The Angels’ losing streak has been a huge setback for them -- but a godsend for these five teams (listed in order of record through Tuesday):
Red Sox (29-27)
No team has turned its fortunes around more since May 11 than the Red Sox, who responded to an 11-20 start by going 18-7, through Tuesday's win over the Angels. The Red Sox have been one of the hottest teams in baseball over the last month, and while it hasn’t helped them that much in the AL East (they’re still in fourth), it has rocketed them into the third Wild Card spot, thanks to the Angels’ struggles. (If the Angels had merely gone 6-6 during those 12 games that cost Maddon his job, the Red Sox would still have been 5 1/2 games behind.)
This hasn’t just changed Boston’s fortunes, it has changed the entire trade market. If the Red Sox felt like they weren’t in realistic striking distance, they might have been more likely to start trading away some of their key pieces, perhaps even Rafael Devers or Xander Bogaerts. No longer: The Red Sox are right in the thick of this thing, and they have the Angels to thank.
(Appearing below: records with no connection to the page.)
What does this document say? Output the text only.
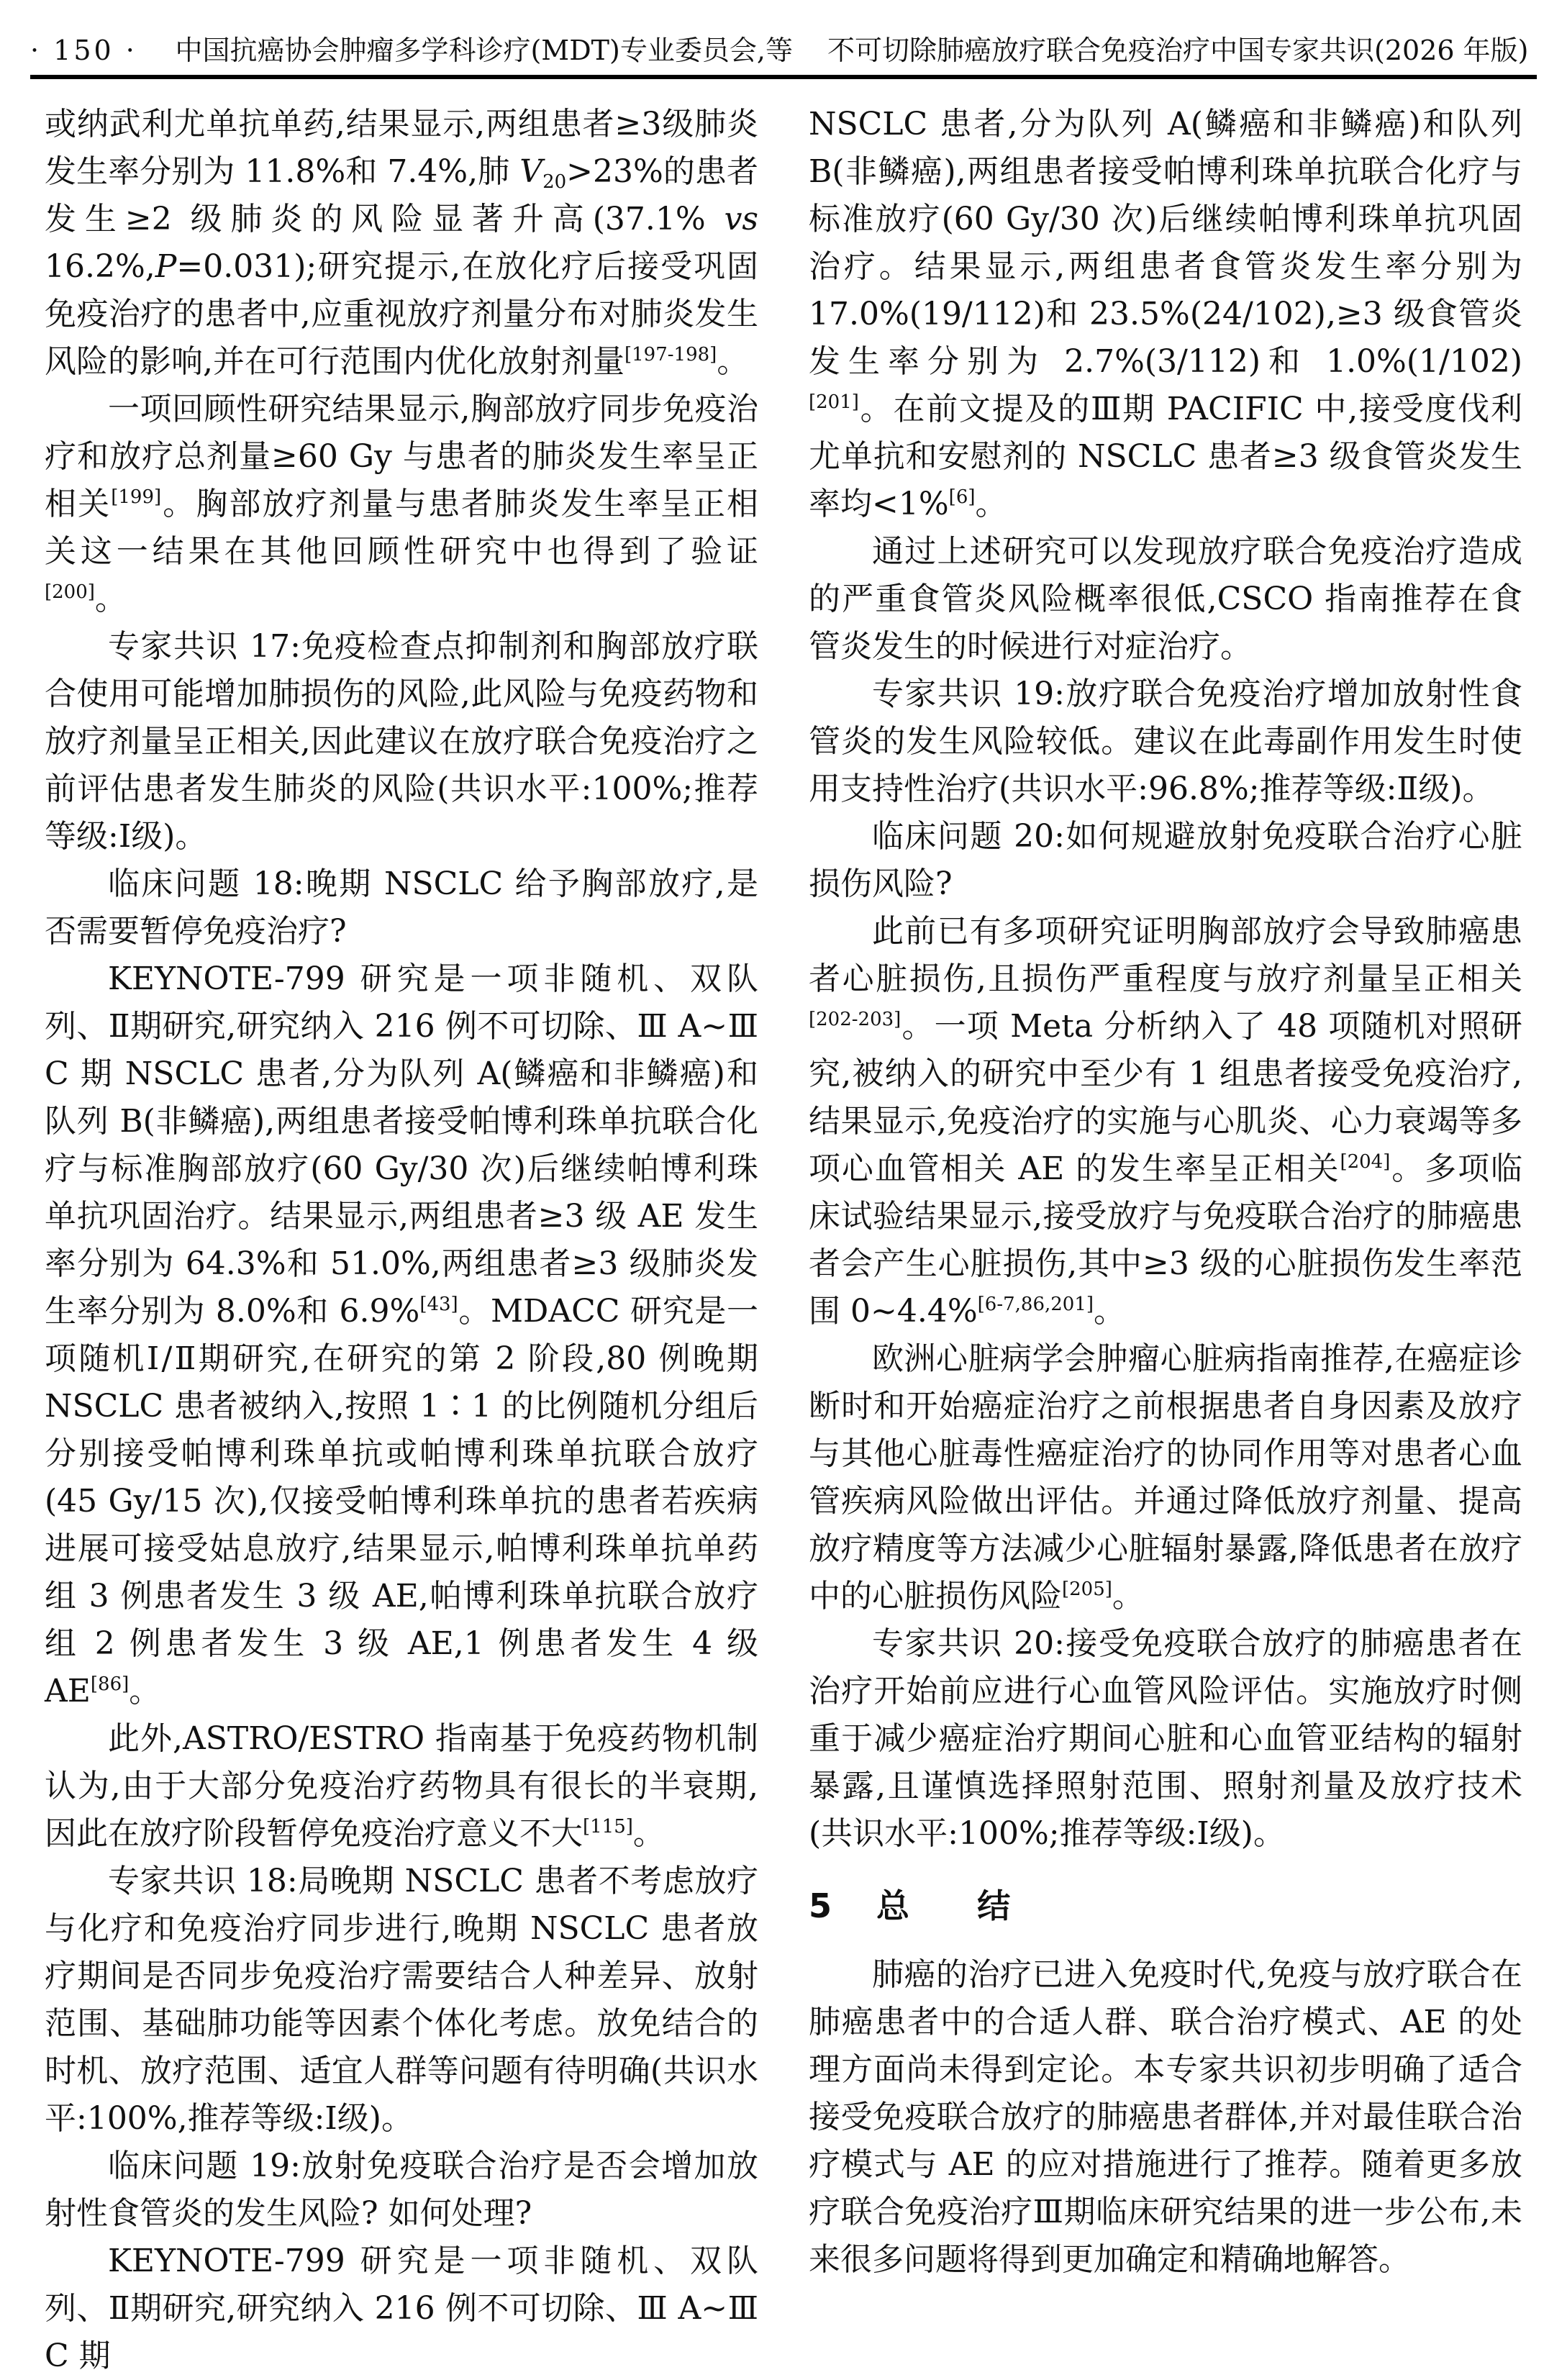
· 150 ·	中国抗癌协会肿瘤多学科诊疗(MDT)专业委员会,等 不可切除肺癌放疗联合免疫治疗中国专家共识(2026 年版)

或纳武利尤单抗单药,结果显示,两组患者≥3级肺炎发生率分别为 11.8%和 7.4%,肺 $V_{20}>23\%$的患者发生≥2 级肺炎的风险显著升高(37.1% vs 16.2%,P=0.031);研究提示,在放化疗后接受巩固免疫治疗的患者中,应重视放疗剂量分布对肺炎发生风险的影响,并在可行范围内优化放射剂量[197-198]。

一项回顾性研究结果显示,胸部放疗同步免疫治疗和放疗总剂量≥60 Gy 与患者的肺炎发生率呈正相关[199]。胸部放疗剂量与患者肺炎发生率呈正相关这一结果在其他回顾性研究中也得到了验证[200]。

专家共识 17:免疫检查点抑制剂和胸部放疗联合使用可能增加肺损伤的风险,此风险与免疫药物和放疗剂量呈正相关,因此建议在放疗联合免疫治疗之前评估患者发生肺炎的风险(共识水平:100%;推荐等级:Ⅰ级)。

临床问题 18:晚期 NSCLC 给予胸部放疗,是否需要暂停免疫治疗?

KEYNOTE-799 研究是一项非随机、双队列、Ⅱ期研究,研究纳入 216 例不可切除、Ⅲ A~Ⅲ C 期 NSCLC 患者,分为队列 A(鳞癌和非鳞癌)和队列 B(非鳞癌),两组患者接受帕博利珠单抗联合化疗与标准胸部放疗(60 Gy/30 次)后继续帕博利珠单抗巩固治疗。结果显示,两组患者≥3 级 AE 发生率分别为 64.3%和 51.0%,两组患者≥3 级肺炎发生率分别为 8.0%和 6.9%[43]。MDACC 研究是一项随机Ⅰ/Ⅱ期研究,在研究的第 2 阶段,80 例晚期 NSCLC 患者被纳入,按照 1∶1 的比例随机分组后分别接受帕博利珠单抗或帕博利珠单抗联合放疗(45 Gy/15 次),仅接受帕博利珠单抗的患者若疾病进展可接受姑息放疗,结果显示,帕博利珠单抗单药组 3 例患者发生 3 级 AE,帕博利珠单抗联合放疗组 2 例患者发生 3 级 AE,1 例患者发生 4 级 AE[86]。

此外,ASTRO/ESTRO 指南基于免疫药物机制认为,由于大部分免疫治疗药物具有很长的半衰期,因此在放疗阶段暂停免疫治疗意义不大[115]。

专家共识 18:局晚期 NSCLC 患者不考虑放疗与化疗和免疫治疗同步进行,晚期 NSCLC 患者放疗期间是否同步免疫治疗需要结合人种差异、放射范围、基础肺功能等因素个体化考虑。放免结合的时机、放疗范围、适宜人群等问题有待明确(共识水平:100%,推荐等级:Ⅰ级)。

临床问题 19:放射免疫联合治疗是否会增加放射性食管炎的发生风险? 如何处理?

KEYNOTE-799 研究是一项非随机、双队列、Ⅱ期研究,研究纳入 216 例不可切除、Ⅲ A~Ⅲ C 期

NSCLC 患者,分为队列 A(鳞癌和非鳞癌)和队列 B(非鳞癌),两组患者接受帕博利珠单抗联合化疗与标准放疗(60 Gy/30 次)后继续帕博利珠单抗巩固治疗。结果显示,两组患者食管炎发生率分别为 17.0%(19/112)和 23.5%(24/102),≥3 级食管炎发生率分别为 2.7%(3/112)和 1.0%(1/102)[201]。在前文提及的Ⅲ期 PACIFIC 中,接受度伐利尤单抗和安慰剂的 NSCLC 患者≥3 级食管炎发生率均<1%[6]。

通过上述研究可以发现放疗联合免疫治疗造成的严重食管炎风险概率很低,CSCO 指南推荐在食管炎发生的时候进行对症治疗。

专家共识 19:放疗联合免疫治疗增加放射性食管炎的发生风险较低。建议在此毒副作用发生时使用支持性治疗(共识水平:96.8%;推荐等级:Ⅱ级)。

临床问题 20:如何规避放射免疫联合治疗心脏损伤风险?

此前已有多项研究证明胸部放疗会导致肺癌患者心脏损伤,且损伤严重程度与放疗剂量呈正相关[202-203]。一项 Meta 分析纳入了 48 项随机对照研究,被纳入的研究中至少有 1 组患者接受免疫治疗,结果显示,免疫治疗的实施与心肌炎、心力衰竭等多项心血管相关 AE 的发生率呈正相关[204]。多项临床试验结果显示,接受放疗与免疫联合治疗的肺癌患者会产生心脏损伤,其中≥3 级的心脏损伤发生率范围 0~4.4%[6-7,86,201]。

欧洲心脏病学会肿瘤心脏病指南推荐,在癌症诊断时和开始癌症治疗之前根据患者自身因素及放疗与其他心脏毒性癌症治疗的协同作用等对患者心血管疾病风险做出评估。并通过降低放疗剂量、提高放疗精度等方法减少心脏辐射暴露,降低患者在放疗中的心脏损伤风险[205]。

专家共识 20:接受免疫联合放疗的肺癌患者在治疗开始前应进行心血管风险评估。实施放疗时侧重于减少癌症治疗期间心脏和心血管亚结构的辐射暴露,且谨慎选择照射范围、照射剂量及放疗技术(共识水平:100%;推荐等级:Ⅰ级)。

5 总 结

肺癌的治疗已进入免疫时代,免疫与放疗联合在肺癌患者中的合适人群、联合治疗模式、AE 的处理方面尚未得到定论。本专家共识初步明确了适合接受免疫联合放疗的肺癌患者群体,并对最佳联合治疗模式与 AE 的应对措施进行了推荐。随着更多放疗联合免疫治疗Ⅲ期临床研究结果的进一步公布,未来很多问题将得到更加确定和精确地解答。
It’s typically the rotation that keeps Cleveland in the race, but this year, it has been the bats (and parts of the bullpen). José Ramírez is having another MVP-caliber season, but Owen Miller, Andrés Giménez, Steven Kwan and Josh Naylor have lengthened the Guardians’ lineup to make it look better than it has in years. The rotation hasn’t entirely kicked into gear yet, but it probably will, which means the Guardians can feel fortunate about having plenty of growth potential. (They even have a positive run differential.)
Bringing in another bat probably wouldn’t hurt, though this hasn’t always been the most proactive franchise. But they’re in the game still, and they wouldn’t be without the Angels’ fall.
White Sox (26-27)
Like the Guardians, the White Sox are hardly out of the division race. (Again, FanGraphs still has them as the favorites in the AL Central.) That does seem a little optimistic, especially with the loss of Tim Anderson, who had been carrying this weary, banged-up team for a few weeks before heading to the injured list with a groin strain.
But there is reason for hope, and not just because the Twins don’t look as strong as the Yankees or Astros do atop their divisions. Lance Lynn should be back this week, Eloy Jiménez is on a rehab assignment and Anderson isn’t that far away. The Angels have given the White Sox a backup plan if they can’t crawl back in this division. It remains to be seen how much they will need it.
Again, if the Angels had gone 6-6 over those dozen games, the Rangers would still be in third place in the AL West, but 6 1/2 games out of second rather than tied with L.A. And let’s face it: No one would be considering the Rangers serious contenders. People might not be considering them that now, regardless. FanGraphs gives them 4.2% odds of making the playoffs, which is only a little bit higher than the Cubs. But the Rangers get to appear on this list because of the Angels’ fall.
Oh, no way we’re counting the Mariners out at this point. Their dreadful start had fans worried that their offseason optimism was just another example of Lucy pulling the football away from Charlie Brown, but Seattle has been playing better lately. The Mariners are 6-4 in their last 10 games and have won each of their past three series (with a chance to make it four in Wednesday's finale in Houston). Seattle is suddenly 1 1/2 games behind the Angels and four games out of the last Wild Card spot. (FanGraphs has them with 12.2% playoff odds, which is perfectly respectable considering how this season started.) The Mariners could have been buried. But thanks to the Angels, they have hope. Though Mariners fans know how dangerous hope can be.
It is worth remembering, of course, that the Angels (25.5% odds) are hardly out of this themselves. It’s not as if things can go much worse than they are right now -- depending on the severity of Mike Trout's groin strain.
They’re only 2 1/2 games behind the Red Sox for that final spot. But when you think of where they were two weeks ago, and where they are now … well, it’s just a shame. A shame for the Angels, anyway. But for much of the rest of the American League? It’s a bountiful harvest.